Bahareh Bahmanpour1 & Amir Ali Nojumian2
1PhD in English Literature, Islamic Azad University, Central Tehran Branch (IAUCTB), Tehran, Iran, firstname.lastname@example.org, https://orcid.org/0000-0002-4971-6486
2Associate Professor of English Literature, Shahid Beheshti University (SBU), Tehran, Iran, email@example.com
Received August 15, 2018; Revised August 28, 2018: Accepted October 27, 2018; Published October 27, 2018.

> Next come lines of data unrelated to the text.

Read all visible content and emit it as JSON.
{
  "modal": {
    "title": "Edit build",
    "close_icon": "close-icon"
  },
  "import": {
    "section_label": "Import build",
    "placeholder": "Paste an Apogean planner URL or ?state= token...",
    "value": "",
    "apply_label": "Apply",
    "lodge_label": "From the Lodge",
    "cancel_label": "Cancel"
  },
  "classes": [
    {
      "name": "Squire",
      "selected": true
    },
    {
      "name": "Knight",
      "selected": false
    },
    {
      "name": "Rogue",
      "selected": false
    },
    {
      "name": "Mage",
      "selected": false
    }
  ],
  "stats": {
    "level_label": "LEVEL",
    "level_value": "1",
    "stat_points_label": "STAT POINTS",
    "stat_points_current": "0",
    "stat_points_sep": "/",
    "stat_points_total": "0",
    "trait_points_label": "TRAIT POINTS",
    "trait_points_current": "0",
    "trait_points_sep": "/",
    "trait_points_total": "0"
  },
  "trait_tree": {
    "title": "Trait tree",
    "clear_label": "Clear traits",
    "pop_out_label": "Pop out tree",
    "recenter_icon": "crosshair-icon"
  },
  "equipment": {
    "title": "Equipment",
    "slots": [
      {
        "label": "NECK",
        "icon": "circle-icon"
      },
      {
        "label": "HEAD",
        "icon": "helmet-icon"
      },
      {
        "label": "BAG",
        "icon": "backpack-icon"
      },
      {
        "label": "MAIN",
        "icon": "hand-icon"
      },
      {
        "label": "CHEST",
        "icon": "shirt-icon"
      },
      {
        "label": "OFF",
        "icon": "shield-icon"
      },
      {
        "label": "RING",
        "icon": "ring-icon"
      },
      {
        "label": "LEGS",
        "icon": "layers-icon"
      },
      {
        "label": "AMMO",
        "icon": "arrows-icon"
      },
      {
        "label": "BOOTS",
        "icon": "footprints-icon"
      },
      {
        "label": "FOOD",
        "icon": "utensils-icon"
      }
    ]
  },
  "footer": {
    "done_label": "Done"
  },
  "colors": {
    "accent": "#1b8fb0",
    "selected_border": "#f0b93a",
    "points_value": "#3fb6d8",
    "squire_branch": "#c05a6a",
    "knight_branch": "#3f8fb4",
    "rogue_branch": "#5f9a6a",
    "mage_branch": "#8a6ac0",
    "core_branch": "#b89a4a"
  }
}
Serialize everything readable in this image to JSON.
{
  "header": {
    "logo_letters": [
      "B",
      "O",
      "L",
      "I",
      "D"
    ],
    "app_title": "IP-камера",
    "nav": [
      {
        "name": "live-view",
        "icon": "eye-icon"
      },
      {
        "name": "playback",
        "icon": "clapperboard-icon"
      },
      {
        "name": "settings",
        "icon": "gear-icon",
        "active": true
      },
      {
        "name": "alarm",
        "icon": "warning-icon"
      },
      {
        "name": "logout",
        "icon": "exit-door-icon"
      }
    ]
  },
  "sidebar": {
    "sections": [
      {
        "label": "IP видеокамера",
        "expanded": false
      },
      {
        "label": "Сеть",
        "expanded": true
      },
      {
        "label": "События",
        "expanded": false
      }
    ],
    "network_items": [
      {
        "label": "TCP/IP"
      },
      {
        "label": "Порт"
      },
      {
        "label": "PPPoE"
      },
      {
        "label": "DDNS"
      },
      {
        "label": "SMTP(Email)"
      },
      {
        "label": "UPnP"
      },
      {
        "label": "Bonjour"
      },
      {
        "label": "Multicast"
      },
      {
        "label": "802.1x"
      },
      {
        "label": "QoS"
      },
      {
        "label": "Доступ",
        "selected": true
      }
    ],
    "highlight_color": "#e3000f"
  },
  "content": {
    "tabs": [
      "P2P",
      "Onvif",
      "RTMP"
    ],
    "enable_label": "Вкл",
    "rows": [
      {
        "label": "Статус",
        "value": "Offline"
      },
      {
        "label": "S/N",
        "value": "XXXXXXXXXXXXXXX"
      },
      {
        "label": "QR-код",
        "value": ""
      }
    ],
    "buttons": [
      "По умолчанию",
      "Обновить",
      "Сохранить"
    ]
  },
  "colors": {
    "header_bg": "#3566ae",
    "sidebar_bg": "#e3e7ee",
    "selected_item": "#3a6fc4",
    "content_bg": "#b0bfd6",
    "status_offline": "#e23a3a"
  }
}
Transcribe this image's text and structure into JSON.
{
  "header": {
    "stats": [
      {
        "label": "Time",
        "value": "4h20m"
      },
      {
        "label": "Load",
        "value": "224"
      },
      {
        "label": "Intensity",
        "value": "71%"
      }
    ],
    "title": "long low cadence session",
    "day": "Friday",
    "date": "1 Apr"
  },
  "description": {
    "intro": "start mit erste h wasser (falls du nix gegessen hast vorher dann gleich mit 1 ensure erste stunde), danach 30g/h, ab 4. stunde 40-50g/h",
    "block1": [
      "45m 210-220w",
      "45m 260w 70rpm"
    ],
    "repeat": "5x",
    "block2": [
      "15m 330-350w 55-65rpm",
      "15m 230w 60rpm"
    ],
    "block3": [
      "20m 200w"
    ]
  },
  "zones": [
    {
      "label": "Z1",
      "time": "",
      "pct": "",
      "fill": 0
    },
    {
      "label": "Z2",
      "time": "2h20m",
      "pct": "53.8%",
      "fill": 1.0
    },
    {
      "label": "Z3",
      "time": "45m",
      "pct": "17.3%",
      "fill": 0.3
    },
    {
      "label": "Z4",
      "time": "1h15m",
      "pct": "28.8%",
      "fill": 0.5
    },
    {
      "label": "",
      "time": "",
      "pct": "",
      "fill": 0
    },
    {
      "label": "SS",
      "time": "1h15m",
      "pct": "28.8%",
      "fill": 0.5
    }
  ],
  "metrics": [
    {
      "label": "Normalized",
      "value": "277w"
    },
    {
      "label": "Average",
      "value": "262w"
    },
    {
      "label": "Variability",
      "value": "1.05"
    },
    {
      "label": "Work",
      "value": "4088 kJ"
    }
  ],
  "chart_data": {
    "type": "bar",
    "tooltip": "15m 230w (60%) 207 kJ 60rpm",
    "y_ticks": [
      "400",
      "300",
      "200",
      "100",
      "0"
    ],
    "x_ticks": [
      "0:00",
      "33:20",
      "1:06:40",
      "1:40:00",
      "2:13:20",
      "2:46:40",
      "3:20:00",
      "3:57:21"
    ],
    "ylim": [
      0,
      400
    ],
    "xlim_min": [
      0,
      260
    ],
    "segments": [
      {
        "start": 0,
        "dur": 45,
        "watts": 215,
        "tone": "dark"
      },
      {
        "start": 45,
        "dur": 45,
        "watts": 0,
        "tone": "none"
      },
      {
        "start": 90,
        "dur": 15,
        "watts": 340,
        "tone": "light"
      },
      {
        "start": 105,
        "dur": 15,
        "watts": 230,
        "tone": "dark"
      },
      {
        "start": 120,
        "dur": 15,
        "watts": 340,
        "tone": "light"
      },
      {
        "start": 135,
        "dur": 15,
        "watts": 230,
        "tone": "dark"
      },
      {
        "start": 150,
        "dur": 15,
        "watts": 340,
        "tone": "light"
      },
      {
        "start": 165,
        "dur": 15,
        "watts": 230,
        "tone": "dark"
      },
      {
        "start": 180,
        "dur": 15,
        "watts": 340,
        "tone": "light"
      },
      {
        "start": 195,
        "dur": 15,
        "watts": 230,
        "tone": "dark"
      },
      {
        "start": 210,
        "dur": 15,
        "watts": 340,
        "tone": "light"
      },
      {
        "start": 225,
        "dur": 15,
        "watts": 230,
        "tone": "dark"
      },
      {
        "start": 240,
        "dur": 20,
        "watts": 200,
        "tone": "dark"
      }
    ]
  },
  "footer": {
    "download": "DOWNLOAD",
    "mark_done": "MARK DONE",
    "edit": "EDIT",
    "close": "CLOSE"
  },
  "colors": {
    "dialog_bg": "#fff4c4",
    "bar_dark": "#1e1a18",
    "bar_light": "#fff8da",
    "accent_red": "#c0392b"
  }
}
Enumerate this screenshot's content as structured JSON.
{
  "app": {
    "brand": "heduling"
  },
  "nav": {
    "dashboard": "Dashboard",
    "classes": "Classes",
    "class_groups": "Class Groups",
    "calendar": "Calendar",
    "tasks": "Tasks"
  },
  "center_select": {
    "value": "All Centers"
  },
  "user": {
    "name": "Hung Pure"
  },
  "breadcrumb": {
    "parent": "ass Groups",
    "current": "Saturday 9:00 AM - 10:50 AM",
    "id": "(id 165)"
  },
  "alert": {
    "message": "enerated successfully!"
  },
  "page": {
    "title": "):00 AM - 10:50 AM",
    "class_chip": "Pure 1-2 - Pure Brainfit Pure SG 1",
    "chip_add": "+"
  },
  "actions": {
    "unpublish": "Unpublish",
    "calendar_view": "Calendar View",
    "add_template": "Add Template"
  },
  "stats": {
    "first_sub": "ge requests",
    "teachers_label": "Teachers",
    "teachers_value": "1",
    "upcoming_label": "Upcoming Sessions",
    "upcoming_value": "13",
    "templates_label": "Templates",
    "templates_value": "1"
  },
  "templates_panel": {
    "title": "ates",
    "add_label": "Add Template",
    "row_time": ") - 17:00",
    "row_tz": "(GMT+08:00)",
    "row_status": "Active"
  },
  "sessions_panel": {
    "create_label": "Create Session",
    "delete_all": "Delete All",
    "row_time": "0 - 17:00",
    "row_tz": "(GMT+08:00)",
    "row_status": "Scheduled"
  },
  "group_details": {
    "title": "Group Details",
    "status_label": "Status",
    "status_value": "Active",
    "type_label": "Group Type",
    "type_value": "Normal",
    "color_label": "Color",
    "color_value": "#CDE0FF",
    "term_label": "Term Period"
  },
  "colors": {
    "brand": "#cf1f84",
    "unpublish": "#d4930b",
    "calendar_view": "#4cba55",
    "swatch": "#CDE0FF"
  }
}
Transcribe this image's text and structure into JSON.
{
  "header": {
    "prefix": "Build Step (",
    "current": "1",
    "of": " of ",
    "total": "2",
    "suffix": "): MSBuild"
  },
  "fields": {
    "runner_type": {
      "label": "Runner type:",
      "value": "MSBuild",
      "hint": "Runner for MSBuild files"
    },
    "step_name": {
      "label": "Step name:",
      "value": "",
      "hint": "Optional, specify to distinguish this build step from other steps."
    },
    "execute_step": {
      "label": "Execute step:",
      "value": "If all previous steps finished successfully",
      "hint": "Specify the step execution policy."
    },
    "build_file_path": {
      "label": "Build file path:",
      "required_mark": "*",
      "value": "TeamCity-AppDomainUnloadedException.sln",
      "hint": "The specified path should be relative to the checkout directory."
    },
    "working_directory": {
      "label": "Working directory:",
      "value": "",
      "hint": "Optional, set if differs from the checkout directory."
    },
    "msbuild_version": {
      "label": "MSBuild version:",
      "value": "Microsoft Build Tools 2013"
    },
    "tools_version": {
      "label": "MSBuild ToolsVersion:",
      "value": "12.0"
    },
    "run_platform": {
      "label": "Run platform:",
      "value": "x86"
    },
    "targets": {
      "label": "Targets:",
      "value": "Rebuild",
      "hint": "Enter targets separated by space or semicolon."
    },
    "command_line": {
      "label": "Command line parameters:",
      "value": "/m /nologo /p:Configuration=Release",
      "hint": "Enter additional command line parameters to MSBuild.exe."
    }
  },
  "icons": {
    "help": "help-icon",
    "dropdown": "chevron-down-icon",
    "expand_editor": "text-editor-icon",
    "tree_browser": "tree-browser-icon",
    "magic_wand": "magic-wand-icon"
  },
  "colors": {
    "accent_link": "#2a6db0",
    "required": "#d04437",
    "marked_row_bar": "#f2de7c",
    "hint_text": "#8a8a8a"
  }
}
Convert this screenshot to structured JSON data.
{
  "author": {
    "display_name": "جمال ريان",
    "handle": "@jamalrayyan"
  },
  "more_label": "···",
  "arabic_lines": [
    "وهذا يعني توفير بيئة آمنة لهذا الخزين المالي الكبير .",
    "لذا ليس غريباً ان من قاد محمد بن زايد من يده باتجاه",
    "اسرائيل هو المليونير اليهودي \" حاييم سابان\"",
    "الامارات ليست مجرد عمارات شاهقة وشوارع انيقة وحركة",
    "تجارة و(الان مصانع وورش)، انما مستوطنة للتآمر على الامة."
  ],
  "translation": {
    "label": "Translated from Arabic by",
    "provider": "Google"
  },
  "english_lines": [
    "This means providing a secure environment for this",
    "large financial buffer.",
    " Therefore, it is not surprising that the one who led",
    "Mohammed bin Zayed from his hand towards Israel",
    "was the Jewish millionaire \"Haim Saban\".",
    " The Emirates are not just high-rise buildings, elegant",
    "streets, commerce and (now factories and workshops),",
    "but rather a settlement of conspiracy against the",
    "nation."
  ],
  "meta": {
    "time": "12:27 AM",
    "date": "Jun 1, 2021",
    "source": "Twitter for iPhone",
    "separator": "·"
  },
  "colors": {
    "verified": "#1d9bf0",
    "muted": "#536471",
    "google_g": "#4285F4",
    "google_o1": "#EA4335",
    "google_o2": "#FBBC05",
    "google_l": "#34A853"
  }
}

The present article is based on the major premise that the loss of a homeland (in the present case, Mother India) gives rise to such a long complicated mourning process that not only the first-generation diasporic subjects but also their second-generation offspring are afflicted by the infection of the original wound of departure. Synthesizing the trope of departure-as-death (a trope used here to compare the original departure from the motherland to a psychological death of a kind) and the trope of the dead mother (a trope used here to compare the dead-yet-living motherland and its cultural markers to the haunting phantom of a dead-yet-living biological mother), the paper argues that the diasporic subjectivity (in the present case, the Indian diasporic subjectivity) is a site at which a dialectic struggle between the two contending forces of the metaphoric death of the motherland and the constant desire for her is re-enacted. It is this same struggle, the present article claims, that is best illustrated in Ginu Kamani’s “Just Between Indians,” the penultimate story of her 1995 debut collection of short fiction Junglee Girl. As a story written by a second-generation Indian diasporic woman writer, “Just Between Indians” highlights the haunting quality of the absence/presence of Mother India in the lives of the second-generation diasporic subjects. Exploiting Nicolas Abraham and Maria Torok’s notion of “the exquisite corpse” within a diasporic context, this article then not only throws into sharp relief the representational possibilities that “the virtual space of spectrality” has to offer for the literary signification of the trauma of displacement (or the diasporic trauma), but also brings to the fore the therapeutic and liberating force of the trope of the return of the dead mother. Creating an ethical space which can facilitate embracing the dead-yet-living (m)otherland on its own terms, such a trope helps both in re-constructing the desire for the homeland and in fulfilling a rather belated process of grieving for an apparently irremediable loss.
Keywords: Diaspora, Trauma of Displacement, Spectrality, Exquisite Corpse, Abraham and Torok, Ginu Kamani.